Bu tespiti yaptıktan sonra, peki neden hükümet, başarılı uluslararası kariyeri
ve başarılar konusunda hiçbir sorunu olmadığı bilinen ve kurumun seçtiği bilim
adamlarının atanmasını köşke önermemektedir? Bu aşamadan sonra TÜBİTAK başkanı
olacak kişinin bilimsel niteliği mi yoksa partiye yakın bir ismin mi olması
önemli? Ayrıca TÜBİTAK bilimsel olarak neyi yapamıyor da yöneticileri
değiştirilmek isteniyor? Diğer bir sorun, siyasilerin isteği ile kurumun başına
gelecek olan yönetici bugünkü durumdan daha ileri götüreceğini kim garanti
edebilir?
Bütün bu soruların cevabı iki noktada düğümlenmektedir:
1. Toplum olarak bilim ve bilimin yaşamımızdaki önemin tam anlaşılmadı.

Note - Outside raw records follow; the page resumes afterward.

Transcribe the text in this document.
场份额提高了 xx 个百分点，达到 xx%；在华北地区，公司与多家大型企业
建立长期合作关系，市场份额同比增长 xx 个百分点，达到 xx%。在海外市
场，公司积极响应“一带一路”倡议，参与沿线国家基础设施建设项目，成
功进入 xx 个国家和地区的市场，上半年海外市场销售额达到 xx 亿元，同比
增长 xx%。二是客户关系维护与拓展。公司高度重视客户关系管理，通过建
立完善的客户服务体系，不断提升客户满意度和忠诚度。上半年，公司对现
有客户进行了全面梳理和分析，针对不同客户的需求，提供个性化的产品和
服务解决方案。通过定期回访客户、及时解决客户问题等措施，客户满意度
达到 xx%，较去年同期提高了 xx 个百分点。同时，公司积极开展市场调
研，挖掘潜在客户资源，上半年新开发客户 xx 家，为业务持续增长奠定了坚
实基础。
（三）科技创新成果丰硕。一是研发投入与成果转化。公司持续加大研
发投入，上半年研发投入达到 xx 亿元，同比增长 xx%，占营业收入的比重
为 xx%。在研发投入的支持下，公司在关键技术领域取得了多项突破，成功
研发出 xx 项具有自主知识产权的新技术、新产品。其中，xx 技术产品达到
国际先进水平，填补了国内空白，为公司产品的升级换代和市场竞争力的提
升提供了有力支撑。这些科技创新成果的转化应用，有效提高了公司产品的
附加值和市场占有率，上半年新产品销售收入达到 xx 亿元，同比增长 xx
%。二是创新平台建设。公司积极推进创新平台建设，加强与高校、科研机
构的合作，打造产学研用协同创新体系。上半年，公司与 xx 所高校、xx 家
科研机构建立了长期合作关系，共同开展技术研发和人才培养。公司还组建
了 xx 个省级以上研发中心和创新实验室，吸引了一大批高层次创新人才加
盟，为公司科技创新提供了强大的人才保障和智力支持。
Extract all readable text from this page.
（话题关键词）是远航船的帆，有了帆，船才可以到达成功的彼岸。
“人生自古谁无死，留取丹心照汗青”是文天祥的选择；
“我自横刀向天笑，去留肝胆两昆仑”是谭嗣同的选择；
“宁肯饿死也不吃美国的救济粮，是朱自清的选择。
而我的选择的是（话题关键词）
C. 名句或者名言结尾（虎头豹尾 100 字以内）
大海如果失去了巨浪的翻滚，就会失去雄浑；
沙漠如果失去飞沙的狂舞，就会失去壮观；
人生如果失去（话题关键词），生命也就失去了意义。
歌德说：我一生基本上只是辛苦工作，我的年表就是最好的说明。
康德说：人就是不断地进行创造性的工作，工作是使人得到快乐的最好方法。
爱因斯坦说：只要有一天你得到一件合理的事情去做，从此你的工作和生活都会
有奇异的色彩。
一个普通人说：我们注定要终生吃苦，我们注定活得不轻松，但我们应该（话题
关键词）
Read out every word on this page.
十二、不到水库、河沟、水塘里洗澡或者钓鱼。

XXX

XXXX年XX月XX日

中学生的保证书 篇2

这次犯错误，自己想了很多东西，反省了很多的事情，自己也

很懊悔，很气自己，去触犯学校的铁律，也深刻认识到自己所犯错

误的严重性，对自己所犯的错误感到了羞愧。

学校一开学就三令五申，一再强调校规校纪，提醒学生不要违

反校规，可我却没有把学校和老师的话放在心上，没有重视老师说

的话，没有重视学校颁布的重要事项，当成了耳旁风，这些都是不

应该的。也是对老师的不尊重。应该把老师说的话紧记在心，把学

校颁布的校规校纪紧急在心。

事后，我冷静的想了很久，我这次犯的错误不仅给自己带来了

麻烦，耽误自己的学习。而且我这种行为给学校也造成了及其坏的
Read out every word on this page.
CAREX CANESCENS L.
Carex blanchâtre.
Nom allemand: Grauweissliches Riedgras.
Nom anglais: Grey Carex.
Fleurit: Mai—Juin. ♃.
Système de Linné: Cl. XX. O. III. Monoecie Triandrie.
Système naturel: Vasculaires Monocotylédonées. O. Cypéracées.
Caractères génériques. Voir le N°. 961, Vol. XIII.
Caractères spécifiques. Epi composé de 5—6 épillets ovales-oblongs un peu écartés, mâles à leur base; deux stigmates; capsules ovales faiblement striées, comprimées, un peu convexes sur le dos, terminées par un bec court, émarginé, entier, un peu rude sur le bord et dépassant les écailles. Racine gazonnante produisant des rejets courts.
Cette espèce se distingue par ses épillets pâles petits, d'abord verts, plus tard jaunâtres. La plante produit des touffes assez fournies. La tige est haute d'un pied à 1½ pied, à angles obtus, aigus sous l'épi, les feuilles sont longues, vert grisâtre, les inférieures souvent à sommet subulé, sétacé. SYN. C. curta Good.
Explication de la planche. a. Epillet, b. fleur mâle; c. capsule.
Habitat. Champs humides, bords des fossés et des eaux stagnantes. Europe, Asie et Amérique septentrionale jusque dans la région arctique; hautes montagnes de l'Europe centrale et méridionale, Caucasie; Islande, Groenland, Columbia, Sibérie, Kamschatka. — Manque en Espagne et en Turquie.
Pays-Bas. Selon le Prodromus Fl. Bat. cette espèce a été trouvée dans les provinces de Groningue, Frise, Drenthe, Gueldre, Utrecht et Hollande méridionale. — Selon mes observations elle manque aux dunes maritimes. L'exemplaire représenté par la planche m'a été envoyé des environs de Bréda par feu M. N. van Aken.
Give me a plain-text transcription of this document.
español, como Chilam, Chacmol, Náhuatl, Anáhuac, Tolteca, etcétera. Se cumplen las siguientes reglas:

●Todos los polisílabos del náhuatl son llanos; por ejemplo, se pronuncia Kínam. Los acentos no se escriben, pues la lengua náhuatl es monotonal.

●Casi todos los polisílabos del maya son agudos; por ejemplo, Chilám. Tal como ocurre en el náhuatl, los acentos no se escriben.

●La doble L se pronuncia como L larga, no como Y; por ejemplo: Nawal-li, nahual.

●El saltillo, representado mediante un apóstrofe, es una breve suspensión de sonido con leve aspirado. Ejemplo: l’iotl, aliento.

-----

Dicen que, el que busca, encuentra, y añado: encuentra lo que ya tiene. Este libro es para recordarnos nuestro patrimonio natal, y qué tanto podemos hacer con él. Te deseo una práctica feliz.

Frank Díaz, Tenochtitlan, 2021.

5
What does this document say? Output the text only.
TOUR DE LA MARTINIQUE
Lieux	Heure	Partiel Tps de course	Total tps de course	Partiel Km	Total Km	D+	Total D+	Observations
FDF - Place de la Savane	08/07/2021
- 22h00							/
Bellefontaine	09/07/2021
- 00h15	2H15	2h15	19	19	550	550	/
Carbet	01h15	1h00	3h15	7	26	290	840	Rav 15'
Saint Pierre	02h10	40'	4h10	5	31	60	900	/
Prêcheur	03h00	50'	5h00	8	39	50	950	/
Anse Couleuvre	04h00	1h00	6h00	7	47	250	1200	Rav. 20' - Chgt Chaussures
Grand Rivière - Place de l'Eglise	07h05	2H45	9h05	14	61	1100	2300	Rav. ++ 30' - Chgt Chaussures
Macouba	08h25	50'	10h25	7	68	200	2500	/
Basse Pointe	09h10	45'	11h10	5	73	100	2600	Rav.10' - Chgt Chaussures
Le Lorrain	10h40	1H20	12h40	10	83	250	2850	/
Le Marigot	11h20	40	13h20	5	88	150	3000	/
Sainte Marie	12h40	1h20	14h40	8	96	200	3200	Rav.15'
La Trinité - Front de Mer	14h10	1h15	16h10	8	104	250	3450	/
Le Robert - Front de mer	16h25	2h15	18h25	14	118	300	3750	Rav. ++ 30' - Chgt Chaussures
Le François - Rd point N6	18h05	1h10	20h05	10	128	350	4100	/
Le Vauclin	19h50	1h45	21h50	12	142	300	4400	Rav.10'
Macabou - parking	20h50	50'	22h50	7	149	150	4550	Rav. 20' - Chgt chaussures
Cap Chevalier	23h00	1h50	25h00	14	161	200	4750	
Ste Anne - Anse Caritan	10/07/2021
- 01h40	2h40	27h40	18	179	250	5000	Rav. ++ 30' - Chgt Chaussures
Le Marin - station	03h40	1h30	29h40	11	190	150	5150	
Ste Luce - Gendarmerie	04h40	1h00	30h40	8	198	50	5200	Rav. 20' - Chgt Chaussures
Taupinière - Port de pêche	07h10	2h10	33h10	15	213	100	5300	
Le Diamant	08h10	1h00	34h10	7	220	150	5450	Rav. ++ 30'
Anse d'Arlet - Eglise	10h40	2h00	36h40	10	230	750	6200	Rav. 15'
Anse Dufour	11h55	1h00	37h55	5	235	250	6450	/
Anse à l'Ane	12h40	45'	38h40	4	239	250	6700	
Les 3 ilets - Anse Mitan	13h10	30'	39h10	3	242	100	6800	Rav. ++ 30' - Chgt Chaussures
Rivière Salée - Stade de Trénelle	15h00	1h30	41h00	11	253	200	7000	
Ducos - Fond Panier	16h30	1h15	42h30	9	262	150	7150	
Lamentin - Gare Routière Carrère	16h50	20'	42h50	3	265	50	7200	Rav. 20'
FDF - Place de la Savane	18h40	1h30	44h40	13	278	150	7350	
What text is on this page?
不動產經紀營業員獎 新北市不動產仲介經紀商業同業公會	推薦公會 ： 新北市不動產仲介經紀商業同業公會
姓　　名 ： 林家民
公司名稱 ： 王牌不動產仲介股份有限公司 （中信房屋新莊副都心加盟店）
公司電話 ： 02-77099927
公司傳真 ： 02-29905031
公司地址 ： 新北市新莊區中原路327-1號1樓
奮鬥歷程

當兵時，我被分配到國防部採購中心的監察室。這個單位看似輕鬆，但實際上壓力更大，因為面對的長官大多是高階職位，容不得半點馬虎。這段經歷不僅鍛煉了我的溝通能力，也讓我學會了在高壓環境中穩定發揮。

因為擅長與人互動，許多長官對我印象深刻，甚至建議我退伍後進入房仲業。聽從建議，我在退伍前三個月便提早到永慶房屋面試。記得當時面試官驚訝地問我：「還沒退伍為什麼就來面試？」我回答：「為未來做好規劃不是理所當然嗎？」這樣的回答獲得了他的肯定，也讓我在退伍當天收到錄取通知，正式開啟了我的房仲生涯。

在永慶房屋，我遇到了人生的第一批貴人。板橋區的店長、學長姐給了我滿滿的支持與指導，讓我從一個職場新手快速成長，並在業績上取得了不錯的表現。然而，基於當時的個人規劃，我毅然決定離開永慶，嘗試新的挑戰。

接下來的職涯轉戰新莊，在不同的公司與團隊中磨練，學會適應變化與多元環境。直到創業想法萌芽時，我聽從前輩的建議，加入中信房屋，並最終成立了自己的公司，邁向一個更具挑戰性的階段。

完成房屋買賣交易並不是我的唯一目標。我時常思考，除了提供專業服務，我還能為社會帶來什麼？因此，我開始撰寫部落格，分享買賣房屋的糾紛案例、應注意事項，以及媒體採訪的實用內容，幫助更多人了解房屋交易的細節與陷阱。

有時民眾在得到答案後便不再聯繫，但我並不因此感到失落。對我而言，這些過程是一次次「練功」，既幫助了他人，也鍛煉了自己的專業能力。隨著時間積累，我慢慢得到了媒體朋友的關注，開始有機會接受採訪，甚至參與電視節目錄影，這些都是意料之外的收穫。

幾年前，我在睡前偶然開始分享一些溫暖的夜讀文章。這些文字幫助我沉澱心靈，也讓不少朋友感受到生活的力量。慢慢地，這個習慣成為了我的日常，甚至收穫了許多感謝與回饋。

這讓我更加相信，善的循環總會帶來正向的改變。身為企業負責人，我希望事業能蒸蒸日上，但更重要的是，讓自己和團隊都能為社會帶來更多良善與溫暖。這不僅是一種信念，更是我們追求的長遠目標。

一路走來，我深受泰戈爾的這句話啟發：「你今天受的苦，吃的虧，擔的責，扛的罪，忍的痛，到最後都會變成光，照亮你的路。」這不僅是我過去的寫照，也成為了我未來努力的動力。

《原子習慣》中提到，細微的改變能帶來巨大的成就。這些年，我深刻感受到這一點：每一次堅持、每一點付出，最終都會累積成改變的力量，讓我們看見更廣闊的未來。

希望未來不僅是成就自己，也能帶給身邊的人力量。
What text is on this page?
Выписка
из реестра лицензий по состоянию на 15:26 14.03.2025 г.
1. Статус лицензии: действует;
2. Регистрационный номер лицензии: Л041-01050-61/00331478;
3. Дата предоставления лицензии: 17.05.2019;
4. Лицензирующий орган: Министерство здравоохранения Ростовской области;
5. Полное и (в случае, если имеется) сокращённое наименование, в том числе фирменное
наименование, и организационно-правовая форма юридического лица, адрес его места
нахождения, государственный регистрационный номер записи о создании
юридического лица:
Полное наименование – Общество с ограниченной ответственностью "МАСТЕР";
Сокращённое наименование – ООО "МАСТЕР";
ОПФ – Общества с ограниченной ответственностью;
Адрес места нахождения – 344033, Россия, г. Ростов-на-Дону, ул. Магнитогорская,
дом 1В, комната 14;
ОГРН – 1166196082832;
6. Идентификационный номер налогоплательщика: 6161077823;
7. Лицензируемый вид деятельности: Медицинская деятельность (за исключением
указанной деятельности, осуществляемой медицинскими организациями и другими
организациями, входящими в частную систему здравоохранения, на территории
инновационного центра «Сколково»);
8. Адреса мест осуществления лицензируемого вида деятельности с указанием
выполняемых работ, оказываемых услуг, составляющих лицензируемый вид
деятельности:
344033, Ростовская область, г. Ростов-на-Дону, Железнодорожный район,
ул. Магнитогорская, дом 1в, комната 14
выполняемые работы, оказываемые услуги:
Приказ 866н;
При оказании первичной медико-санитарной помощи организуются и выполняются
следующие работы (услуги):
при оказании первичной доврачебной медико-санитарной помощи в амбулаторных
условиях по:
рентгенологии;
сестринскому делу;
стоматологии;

1963 yılında kurulan TUBİTAK planlı dönemin bir yansıması olarak dünyadaki
bilimsel gelişmelerden kopmaması amacı ile dünyadaki benzerleri gibi her türlü
siyasi etkilerin dışında tutulmak amacıyla özerk bir yapıda kurulmuştu. Çünkü
kurucuları bilimin bir felsefi bakış açısı olarak her türlü etkiden uzak ve
bağımsız olması gerektiğini biliyorlardı. Nedense ülkemizde siyasi iktidarlar
bilim kuruluşlarını elinde tutarak güçlerini pekiştirmek istedikleri için
TÜBİTAK’ın kurulduğu günden beri sürekli değişimi istenmiştir. 12 Eylül sonrası
TÜBİTAK yöneticileri “Bilim ve Teknik” dergisinde metodolojiye dayalı bilimsel
felsefenin ve aklın ürünü olan bilimsel bilgi aktarmak yerine, İmam Gazali ve
benzeri nakli ilimleri öven, aklı ve felsefi bakış açısını küçümseyen, sık sık
mucize ve benzeri olguların işlendiği geçmiş sayılarda tespitlidir. Bu ve
benzeri teşebbüsler bilimin öneminin toplum tarafından anlaşılmadığının bir
göstergesidir.
2. Ülkemizde Kurumsal Bilinç Oluşamadı
İkinci konu da kurumsal kültürün süreklilik kazanmamasıdır. Kanımca ülkemizin
temel sorunu yalnızca bu hükümet döneminde değil, son 50 yıldır ülkemizdeki tüm
kurumların kurumsal yapılarının bozulmasında yatıyor. Zaten siyasi yönden
istikrarlı olmayan ülkemizde ortalama hükümetlerin ömürleri iki yıl olması ve
her hükümetten sonra da kurumun yöneticilerinin değişmesi sonucu tam bir yaz boz
tahtasına dönmüş bulunmaktadır. Hükümetin TÜBİTAK ve bilim kuruluşlarına daha
fazla özerklik ve destek çıkması gerekirken kurumun yöneticilerin salt benden mi
değil mi diye değiştirmeğe kalkmak ülkemizin bilgi çağını yakalaması konusunda
büyük sorumluluk taşımaktadır. Son 50 yılda açıkçası ülkemizde kurumsal kültürün
zayıflaması ve dünya gerçeğini yakalamada Mustafa Kemalin muasır medeniyetler
seviyesine çıkma konusundaki öngörüsünün 80 yılda yakalanmamasında siyasilerin
büyük sorumluluğu bulunmaktadır.
TÜBİTAK Şimdi Ne Tür Projelere İmza Atmaktadır?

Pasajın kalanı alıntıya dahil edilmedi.